Now, difficulties arose with speaker recognition. If the introduction round is missing at the beginning, how is the model supposed to know who is speaking?
The idea: Cut out an intro, about 2–3 minutes long, where everyone gets a chance to speak, and attach the intro to each chunk.

This trick works well for speaker recognition, but now each chunk contains the intro, which I then have to remove from the transcript. This is more complicated than expected because you can’t just search for text, not even with similarity search. The model sometimes combines sections of the same person, and it becomes tricky if the last text block in the intro is an “um.” I speak from experience…

Solution: Record a concise, simple separator sentence that will never naturally occur and is always transcribed clearly. The audio of the separator sentence is inserted between the intro and the chunk with a few seconds of pause in between. This method is very reliable.

Transcript Format

I designed JSON format to be flexible in the downstream process.

[
  {
    "speaker": "Hermann",
    "text": "Hello and welcome to the INNOQ podcast. Today, I am with Somebody.",
    "timestamp": "00:00"
  },
  {
    "speaker": "Somebody",
    "text": "Hello, I am Somebody, thanks for having me.",
    "timestamp": "00:05"
  }
  ...
]

Models are Fickle

The first model I tried was Gemini 2.0 Flash experimental. The texts were very precise, but the timestamps were off badly. Additionally, the model often became lazy as it approached 4000 output tokens. People were no longer separated, and at the end of a chunk, I found large text blocks. It also no longer bothered to properly complete the defined JSON structure.

Surprise! We cannot use the full allowed amount of output tokens.

With the Pro version, everything took far too long, and the result wasn’t better.

After a Google update, to my surprise Gemini-2.0-flash-lite-preview-02–05 could output timestamps to the second and made no errors in the text. However, it inherited the laziness.

Models Can’t Do Everything

To get the correct spelling of difficult names, I created a glossary file that is inserted into the transcription prompt. This prevents glitches like “Jason” instead of “JSON” or “Chat GPT” instead of “ChatGPT.” This works very well.

Person recognition hits its limits when the recording quality is mediocre or when people are speaking simultaneously.
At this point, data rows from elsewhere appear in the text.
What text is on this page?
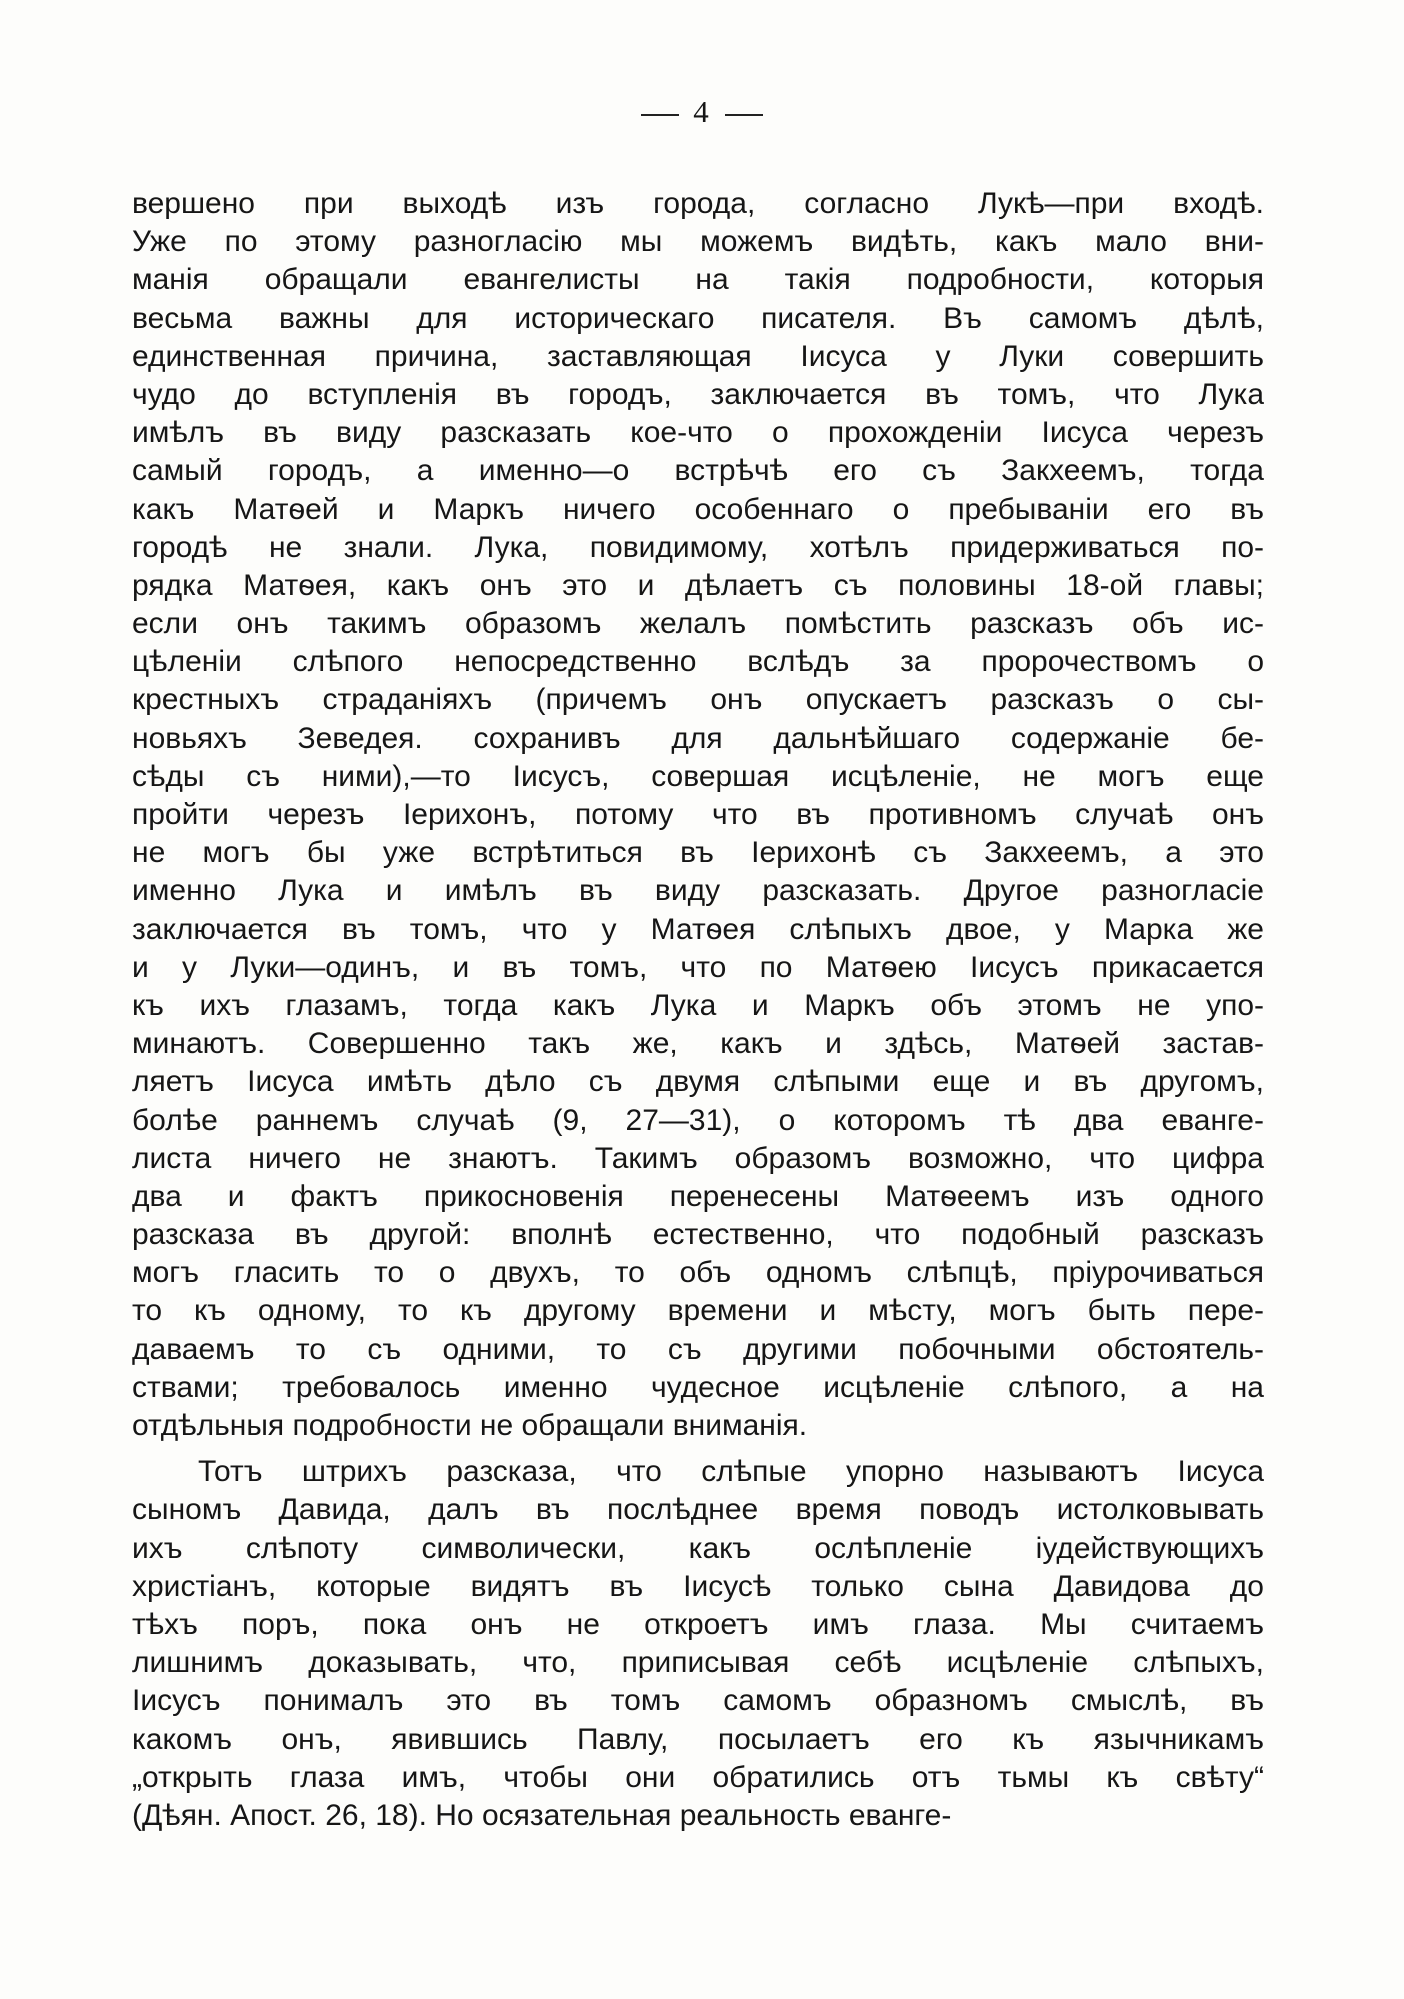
4
вершено при выходѣ изъ города, согласно Лукѣ—при входѣ.
Уже по этому разногласію мы можемъ видѣть, какъ мало вни-
манія обращали евангелисты на такія подробности, которыя
весьма важны для историческаго писателя. Въ самомъ дѣлѣ,
единственная причина, заставляющая Іисуса у Луки совершить
чудо до вступленія въ городъ, заключается въ томъ, что Лука
имѣлъ въ виду разсказать кое-что о прохожденіи Іисуса черезъ
самый городъ, а именно—о встрѣчѣ его съ Закхеемъ, тогда
какъ Матѳей и Маркъ ничего особеннаго о пребываніи его въ
городѣ не знали. Лука, повидимому, хотѣлъ придерживаться по-
рядка Матѳея, какъ онъ это и дѣлаетъ съ половины 18-ой главы;
если онъ такимъ образомъ желалъ помѣстить разсказъ объ ис-
цѣленіи слѣпого непосредственно вслѣдъ за пророчествомъ о
крестныхъ страданіяхъ (причемъ онъ опускаетъ разсказъ о сы-
новьяхъ Зеведея. сохранивъ для дальнѣйшаго содержаніе бе-
сѣды съ ними),—то Іисусъ, совершая исцѣленіе, не могъ еще
пройти черезъ Іерихонъ, потому что въ противномъ случаѣ онъ
не могъ бы уже встрѣтиться въ Іерихонѣ съ Закхеемъ, а это
именно Лука и имѣлъ въ виду разсказать. Другое разногласіе
заключается въ томъ, что у Матѳея слѣпыхъ двое, у Марка же
и у Луки—одинъ, и въ томъ, что по Матѳею Іисусъ прикасается
къ ихъ глазамъ, тогда какъ Лука и Маркъ объ этомъ не упо-
минаютъ. Совершенно такъ же, какъ и здѣсь, Матѳей застав-
ляетъ Іисуса имѣть дѣло съ двумя слѣпыми еще и въ другомъ,
болѣе раннемъ случаѣ (9, 27—31), о которомъ тѣ два еванге-
листа ничего не знаютъ. Такимъ образомъ возможно, что цифра
два и фактъ прикосновенія перенесены Матѳеемъ изъ одного
разсказа въ другой: вполнѣ естественно, что подобный разсказъ
могъ гласить то о двухъ, то объ одномъ слѣпцѣ, пріурочиваться
то къ одному, то къ другому времени и мѣсту, могъ быть пере-
даваемъ то съ одними, то съ другими побочными обстоятель-
ствами; требовалось именно чудесное исцѣленіе слѣпого, а на
отдѣльныя подробности не обращали вниманія.
Тотъ штрихъ разсказа, что слѣпые упорно называютъ Іисуса
сыномъ Давида, далъ въ послѣднее время поводъ истолковывать
ихъ слѣпоту символически, какъ ослѣпленіе іудействующихъ
христіанъ, которые видятъ въ Іисусѣ только сына Давидова до
тѣхъ поръ, пока онъ не откроетъ имъ глаза. Мы считаемъ
лишнимъ доказывать, что, приписывая себѣ исцѣленіе слѣпыхъ,
Іисусъ понималъ это въ томъ самомъ образномъ смыслѣ, въ
какомъ онъ, явившись Павлу, посылаетъ его къ язычникамъ
„открыть глаза имъ, чтобы они обратились отъ тьмы къ свѣту“
(Дѣян. Апост. 26, 18). Но осязательная реальность еванге-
Also, the model has an easier time recognizing people when the pitch of the voices is different.

Other Implementation Details

All intermediate results are cached in files. A restart is always possible without having to begin from scratch.
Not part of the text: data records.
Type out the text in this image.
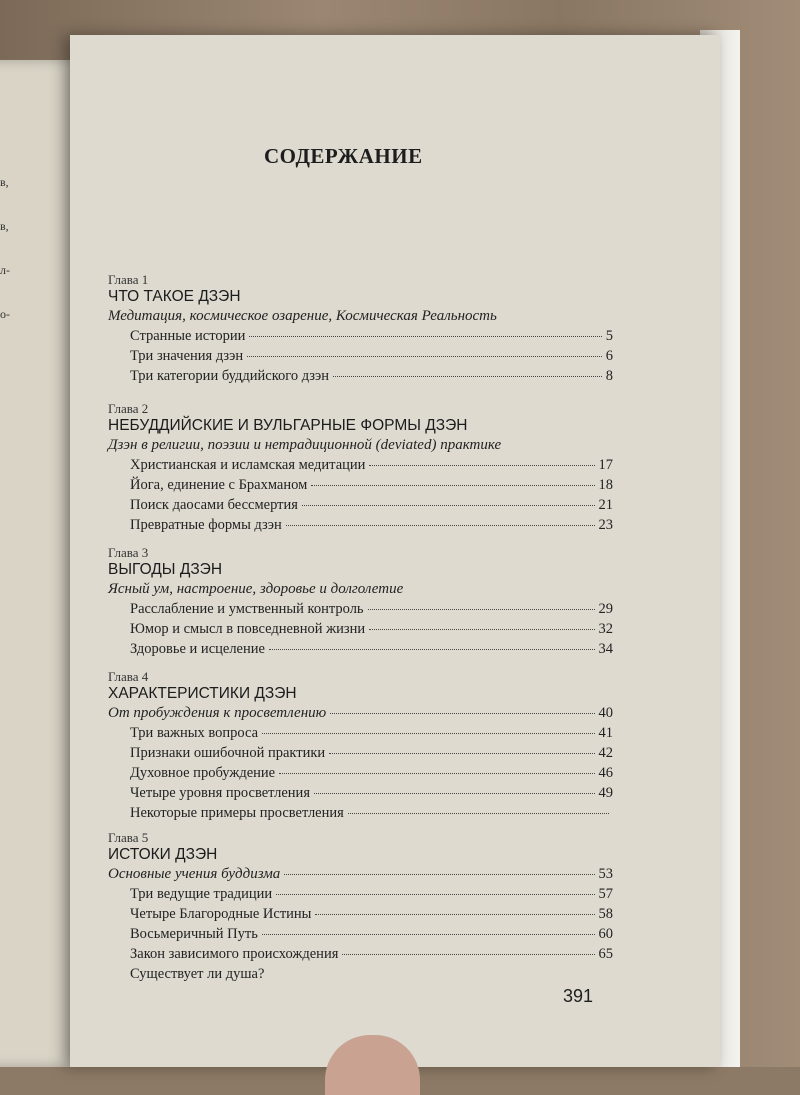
в,
в,
л-
о-
СОДЕРЖАНИЕ
Глава 1
ЧТО ТАКОЕ ДЗЭН
Медитация, космическое озарение, Космическая Реальность
Странные истории	5
Три значения дзэн	6
Три категории буддийского дзэн	8
Глава 2
НЕБУДДИЙСКИЕ И ВУЛЬГАРНЫЕ ФОРМЫ ДЗЭН
Дзэн в религии, поэзии и нетрадиционной (deviated) практике
Христианская и исламская медитации	17
Йога, единение с Брахманом	18
Поиск даосами бессмертия	21
Превратные формы дзэн	23
Глава 3
ВЫГОДЫ ДЗЭН
Ясный ум, настроение, здоровье и долголетие
Расслабление и умственный контроль	29
Юмор и смысл в повседневной жизни	32
Здоровье и исцеление	34
Глава 4
ХАРАКТЕРИСТИКИ ДЗЭН
От пробуждения к просветлению	40
Три важных вопроса	41
Признаки ошибочной практики	42
Духовное пробуждение	46
Четыре уровня просветления	49
Некоторые примеры просветления
Глава 5
ИСТОКИ ДЗЭН
Основные учения буддизма	53
Три ведущие традиции	57
Четыре Благородные Истины	58
Восьмеричный Путь	60
Закон зависимого происхождения	65
Существует ли душа?
391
A postprocessing step reads prompts from files and applies them to the raw transcript. This allows for fully automatic translation, removal of “uhh” from sentences, simplification of convoluted text, creation of summaries of different lengths and types, etc. The possibilities are endless. Due to caching, experiments with postprocessing take little time.

Flowchart

Flowchart of the process from podcast recording through compression, MP3 conversion, transcription, chunking, use of glossaries and prompt files, to translation, cleanup, and summarization

Recap

The prerequisite for good transcripts is high recording quality.
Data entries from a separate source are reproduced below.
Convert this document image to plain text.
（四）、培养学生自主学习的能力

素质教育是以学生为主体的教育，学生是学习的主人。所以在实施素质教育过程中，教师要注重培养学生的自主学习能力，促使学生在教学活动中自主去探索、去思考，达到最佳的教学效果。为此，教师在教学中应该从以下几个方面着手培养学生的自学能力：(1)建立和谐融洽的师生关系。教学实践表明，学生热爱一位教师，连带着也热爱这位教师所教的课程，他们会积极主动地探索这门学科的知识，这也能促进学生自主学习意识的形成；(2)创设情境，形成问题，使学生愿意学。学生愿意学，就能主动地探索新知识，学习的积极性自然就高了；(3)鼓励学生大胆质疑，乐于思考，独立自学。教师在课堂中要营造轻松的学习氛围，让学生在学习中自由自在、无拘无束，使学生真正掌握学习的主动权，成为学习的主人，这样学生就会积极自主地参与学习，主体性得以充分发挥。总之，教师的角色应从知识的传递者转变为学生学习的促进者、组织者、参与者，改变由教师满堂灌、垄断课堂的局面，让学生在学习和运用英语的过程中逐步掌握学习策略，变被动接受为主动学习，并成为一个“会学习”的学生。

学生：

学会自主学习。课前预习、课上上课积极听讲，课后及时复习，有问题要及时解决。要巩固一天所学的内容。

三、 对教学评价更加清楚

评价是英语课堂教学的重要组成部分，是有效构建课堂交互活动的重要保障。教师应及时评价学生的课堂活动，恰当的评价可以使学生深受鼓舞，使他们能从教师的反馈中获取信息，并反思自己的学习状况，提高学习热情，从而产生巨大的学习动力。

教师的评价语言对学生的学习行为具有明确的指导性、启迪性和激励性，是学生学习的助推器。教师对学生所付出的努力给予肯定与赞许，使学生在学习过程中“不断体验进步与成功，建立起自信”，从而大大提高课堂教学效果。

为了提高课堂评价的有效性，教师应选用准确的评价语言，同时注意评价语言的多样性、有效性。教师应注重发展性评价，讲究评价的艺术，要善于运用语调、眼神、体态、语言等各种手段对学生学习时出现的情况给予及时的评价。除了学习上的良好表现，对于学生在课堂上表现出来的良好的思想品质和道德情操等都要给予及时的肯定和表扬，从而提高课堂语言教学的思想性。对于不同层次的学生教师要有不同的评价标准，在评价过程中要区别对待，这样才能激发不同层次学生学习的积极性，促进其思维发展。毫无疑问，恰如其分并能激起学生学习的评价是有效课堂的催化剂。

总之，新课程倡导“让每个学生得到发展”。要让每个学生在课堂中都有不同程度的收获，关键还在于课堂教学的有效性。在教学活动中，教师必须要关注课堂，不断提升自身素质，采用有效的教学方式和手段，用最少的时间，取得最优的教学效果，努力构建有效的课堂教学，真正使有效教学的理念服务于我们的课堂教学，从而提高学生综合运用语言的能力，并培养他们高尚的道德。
The precision of the transcript is remarkably high. Every word and sound is recognized. Post-editing is only necessary when new names appear that the model does not recognize or cannot spell correctly. These are added to the glossary file, and the output improves next time.

With second-accurate timestamps, I can randomly check if speakers are correctly assigned in suspicious passages. We believe it’s acceptable if someone is occasionally mixed up, as long as the content is completely correct.

The preparation of the audio material took the most development time. The second most time-consuming task was understanding the peculiarities of the model.

It was worthwhile to build a custom tool for this, as special tasks can be targeted more precisely.